Learning the price you'll pay for drinking and driving


Judge Gary Johnson assured Redwood High School's senior class that even though they were in their school's auditorium, they were witnessing a real, live, DUI sentencing.

With the help of the Tulare County Office of Education and "Friday Night Live" organization -- the "L.J. Williams" theater was transformed into an actual Tulare County courtroom.

The defendant was handcuffed in front of the more than 400 students. After he was told he'd spend 30 days in jail, pay thousands in fines and be required to enroll in a DUI class, Judge Gary Johnson reminded students of the consequences of driving drunk.

"Good luck... affording insurance with a DUI and driving on a suspended license on your record.
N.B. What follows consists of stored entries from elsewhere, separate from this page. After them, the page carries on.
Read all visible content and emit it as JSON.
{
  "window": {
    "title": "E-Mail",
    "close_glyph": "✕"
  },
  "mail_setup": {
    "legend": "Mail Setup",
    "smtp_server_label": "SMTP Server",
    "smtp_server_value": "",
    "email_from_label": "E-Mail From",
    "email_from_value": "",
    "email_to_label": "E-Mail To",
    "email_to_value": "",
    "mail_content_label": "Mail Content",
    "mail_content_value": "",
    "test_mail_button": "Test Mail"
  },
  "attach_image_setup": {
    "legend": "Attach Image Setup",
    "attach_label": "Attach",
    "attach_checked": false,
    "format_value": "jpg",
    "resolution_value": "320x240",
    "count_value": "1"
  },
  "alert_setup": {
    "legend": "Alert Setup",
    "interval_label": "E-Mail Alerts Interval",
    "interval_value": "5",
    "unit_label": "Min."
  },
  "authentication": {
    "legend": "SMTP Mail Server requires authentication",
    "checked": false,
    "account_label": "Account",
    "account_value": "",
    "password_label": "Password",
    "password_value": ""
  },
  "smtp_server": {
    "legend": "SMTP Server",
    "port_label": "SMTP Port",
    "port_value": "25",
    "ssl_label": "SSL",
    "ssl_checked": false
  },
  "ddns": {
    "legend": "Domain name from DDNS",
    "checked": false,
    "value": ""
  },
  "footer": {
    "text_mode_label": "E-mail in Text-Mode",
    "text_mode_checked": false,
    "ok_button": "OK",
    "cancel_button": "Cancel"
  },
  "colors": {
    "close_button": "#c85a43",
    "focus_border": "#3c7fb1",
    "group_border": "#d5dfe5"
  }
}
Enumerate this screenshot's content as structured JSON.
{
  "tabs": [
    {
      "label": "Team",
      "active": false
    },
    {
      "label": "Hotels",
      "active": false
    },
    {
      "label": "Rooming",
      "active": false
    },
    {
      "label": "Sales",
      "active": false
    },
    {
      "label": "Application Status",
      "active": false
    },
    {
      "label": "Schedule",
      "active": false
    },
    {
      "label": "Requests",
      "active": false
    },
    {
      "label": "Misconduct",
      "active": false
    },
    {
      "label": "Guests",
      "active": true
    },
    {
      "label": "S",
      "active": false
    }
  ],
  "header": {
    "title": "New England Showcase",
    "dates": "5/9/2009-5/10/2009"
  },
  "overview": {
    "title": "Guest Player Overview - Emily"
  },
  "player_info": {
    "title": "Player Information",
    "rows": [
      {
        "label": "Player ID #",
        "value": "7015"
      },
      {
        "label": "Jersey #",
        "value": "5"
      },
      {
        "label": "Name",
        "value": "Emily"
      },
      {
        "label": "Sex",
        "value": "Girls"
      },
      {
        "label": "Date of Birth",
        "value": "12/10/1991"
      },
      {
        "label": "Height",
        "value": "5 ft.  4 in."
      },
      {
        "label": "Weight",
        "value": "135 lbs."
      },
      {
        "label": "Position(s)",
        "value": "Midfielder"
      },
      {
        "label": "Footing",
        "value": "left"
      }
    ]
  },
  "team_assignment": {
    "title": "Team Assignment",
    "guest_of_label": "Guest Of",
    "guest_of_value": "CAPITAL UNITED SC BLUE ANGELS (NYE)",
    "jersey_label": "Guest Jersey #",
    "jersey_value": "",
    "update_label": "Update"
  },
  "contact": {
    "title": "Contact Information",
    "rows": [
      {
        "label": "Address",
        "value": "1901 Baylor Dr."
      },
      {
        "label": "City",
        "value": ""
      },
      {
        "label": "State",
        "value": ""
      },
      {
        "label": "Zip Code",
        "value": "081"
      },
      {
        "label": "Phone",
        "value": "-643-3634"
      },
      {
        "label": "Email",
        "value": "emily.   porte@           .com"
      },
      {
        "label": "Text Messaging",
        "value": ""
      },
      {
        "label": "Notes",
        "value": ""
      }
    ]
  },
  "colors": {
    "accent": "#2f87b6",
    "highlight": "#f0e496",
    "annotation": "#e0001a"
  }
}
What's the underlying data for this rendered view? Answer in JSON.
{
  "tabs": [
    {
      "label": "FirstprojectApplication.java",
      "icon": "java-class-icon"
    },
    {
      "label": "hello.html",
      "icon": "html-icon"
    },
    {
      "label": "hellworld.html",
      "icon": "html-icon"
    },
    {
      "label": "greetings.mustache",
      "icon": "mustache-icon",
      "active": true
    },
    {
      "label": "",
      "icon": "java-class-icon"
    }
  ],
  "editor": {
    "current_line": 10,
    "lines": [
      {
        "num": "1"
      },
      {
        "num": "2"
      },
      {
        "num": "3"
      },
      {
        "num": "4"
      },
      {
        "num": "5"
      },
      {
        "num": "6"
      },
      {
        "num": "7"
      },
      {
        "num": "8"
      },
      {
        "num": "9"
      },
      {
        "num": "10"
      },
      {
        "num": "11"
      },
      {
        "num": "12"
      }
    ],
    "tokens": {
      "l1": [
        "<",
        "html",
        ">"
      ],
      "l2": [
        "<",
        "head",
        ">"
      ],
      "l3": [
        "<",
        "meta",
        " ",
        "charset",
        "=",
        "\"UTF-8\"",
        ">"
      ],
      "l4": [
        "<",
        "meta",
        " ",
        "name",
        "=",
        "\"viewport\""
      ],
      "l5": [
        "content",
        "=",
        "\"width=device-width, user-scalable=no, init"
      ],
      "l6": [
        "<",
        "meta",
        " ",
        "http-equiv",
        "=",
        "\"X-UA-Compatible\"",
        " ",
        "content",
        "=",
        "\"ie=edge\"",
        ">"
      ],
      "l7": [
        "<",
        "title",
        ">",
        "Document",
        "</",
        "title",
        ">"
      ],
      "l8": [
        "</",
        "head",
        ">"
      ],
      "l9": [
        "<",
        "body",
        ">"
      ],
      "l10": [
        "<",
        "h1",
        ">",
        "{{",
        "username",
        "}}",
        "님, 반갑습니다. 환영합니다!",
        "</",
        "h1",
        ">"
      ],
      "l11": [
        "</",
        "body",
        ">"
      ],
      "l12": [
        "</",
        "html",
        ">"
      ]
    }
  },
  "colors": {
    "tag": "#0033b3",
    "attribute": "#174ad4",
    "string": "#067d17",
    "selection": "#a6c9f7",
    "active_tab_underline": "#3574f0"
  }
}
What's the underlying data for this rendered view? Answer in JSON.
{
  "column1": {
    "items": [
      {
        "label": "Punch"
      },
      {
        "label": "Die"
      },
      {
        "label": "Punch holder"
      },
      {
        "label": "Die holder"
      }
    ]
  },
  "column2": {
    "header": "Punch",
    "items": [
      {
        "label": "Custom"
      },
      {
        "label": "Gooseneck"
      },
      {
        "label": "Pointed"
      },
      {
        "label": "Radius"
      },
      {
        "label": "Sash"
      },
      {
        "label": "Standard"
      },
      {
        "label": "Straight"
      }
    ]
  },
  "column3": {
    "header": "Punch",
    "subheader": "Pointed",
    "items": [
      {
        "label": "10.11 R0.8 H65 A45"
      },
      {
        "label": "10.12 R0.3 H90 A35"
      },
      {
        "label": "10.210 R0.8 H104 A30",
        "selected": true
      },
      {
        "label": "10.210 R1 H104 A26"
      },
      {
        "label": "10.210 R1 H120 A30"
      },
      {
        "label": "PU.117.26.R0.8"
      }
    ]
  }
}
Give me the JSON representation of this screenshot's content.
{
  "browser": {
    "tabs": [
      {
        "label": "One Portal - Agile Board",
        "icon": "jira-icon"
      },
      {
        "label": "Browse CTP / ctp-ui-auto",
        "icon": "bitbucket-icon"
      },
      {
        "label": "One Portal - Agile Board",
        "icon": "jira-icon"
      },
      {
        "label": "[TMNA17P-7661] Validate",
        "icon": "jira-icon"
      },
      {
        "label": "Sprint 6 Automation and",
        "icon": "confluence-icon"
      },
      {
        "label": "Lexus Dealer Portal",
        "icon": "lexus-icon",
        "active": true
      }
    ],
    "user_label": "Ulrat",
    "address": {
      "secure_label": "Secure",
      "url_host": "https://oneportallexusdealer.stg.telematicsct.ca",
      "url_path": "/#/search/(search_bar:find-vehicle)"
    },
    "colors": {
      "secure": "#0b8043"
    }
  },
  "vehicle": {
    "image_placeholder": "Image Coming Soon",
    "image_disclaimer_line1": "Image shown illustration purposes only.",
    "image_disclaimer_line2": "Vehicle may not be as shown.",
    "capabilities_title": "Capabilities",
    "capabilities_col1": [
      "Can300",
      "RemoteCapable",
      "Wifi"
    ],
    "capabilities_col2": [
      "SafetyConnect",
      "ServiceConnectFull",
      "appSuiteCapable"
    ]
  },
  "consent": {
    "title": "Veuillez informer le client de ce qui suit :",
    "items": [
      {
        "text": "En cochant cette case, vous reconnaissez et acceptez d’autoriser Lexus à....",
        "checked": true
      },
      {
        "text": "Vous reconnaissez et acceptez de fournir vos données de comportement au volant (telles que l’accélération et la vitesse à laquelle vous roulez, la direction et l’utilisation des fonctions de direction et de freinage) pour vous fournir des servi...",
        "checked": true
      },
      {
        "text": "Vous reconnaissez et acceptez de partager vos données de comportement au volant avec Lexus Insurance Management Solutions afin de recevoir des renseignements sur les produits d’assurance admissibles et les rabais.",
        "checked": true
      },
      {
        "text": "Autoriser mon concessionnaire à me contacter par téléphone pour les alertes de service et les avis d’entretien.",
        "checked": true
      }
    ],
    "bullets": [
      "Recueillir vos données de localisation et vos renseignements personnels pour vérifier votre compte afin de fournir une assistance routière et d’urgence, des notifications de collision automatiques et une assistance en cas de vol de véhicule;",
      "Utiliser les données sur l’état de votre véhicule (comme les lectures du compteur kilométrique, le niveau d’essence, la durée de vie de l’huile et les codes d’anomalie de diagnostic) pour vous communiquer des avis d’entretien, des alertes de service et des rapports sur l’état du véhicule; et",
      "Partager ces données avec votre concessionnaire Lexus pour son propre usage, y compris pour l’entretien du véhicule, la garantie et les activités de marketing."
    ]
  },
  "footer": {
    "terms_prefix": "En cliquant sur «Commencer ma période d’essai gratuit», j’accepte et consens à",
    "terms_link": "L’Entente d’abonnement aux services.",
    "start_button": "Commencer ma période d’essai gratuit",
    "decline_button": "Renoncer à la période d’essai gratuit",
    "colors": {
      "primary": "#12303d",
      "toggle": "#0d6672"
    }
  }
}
Good luck finding a job," said Judge Johnson. "Who's going to hire you if they know if you're going to drive one of their vehicles?"

Students say they were shocked that the DUI sentencing was real, adding it will influence some students not to drink and drive.

Brittany Malcolm, senior said, "It was an easy sentence but now he's paying the price for his decisions and that's exactly what's going to happen if anyone makes the decision again."

What may have been one of the most moving moments of the assembly was when Redwood High School's own student body president shared a story of how her cousin was tragically killed when she got into a car with a drunk driver.

Alyssa Aguilar said, "When you look at somebody in that casket it changes your life forever and you're not the same and I'm not the same since that day I had to look at her."

After the sentencing, Redwood High seniors watched a video about Exeter native, Casey Goodwyn, who was killed by an 18-year-old drunk driver in 2003.

Then, at the request of Casey's mother, Lynne Goodwyn, hundreds took "Casey's pledge" by writing their name on a star and promising they won't drink and drive or get in a car with a drunk driver.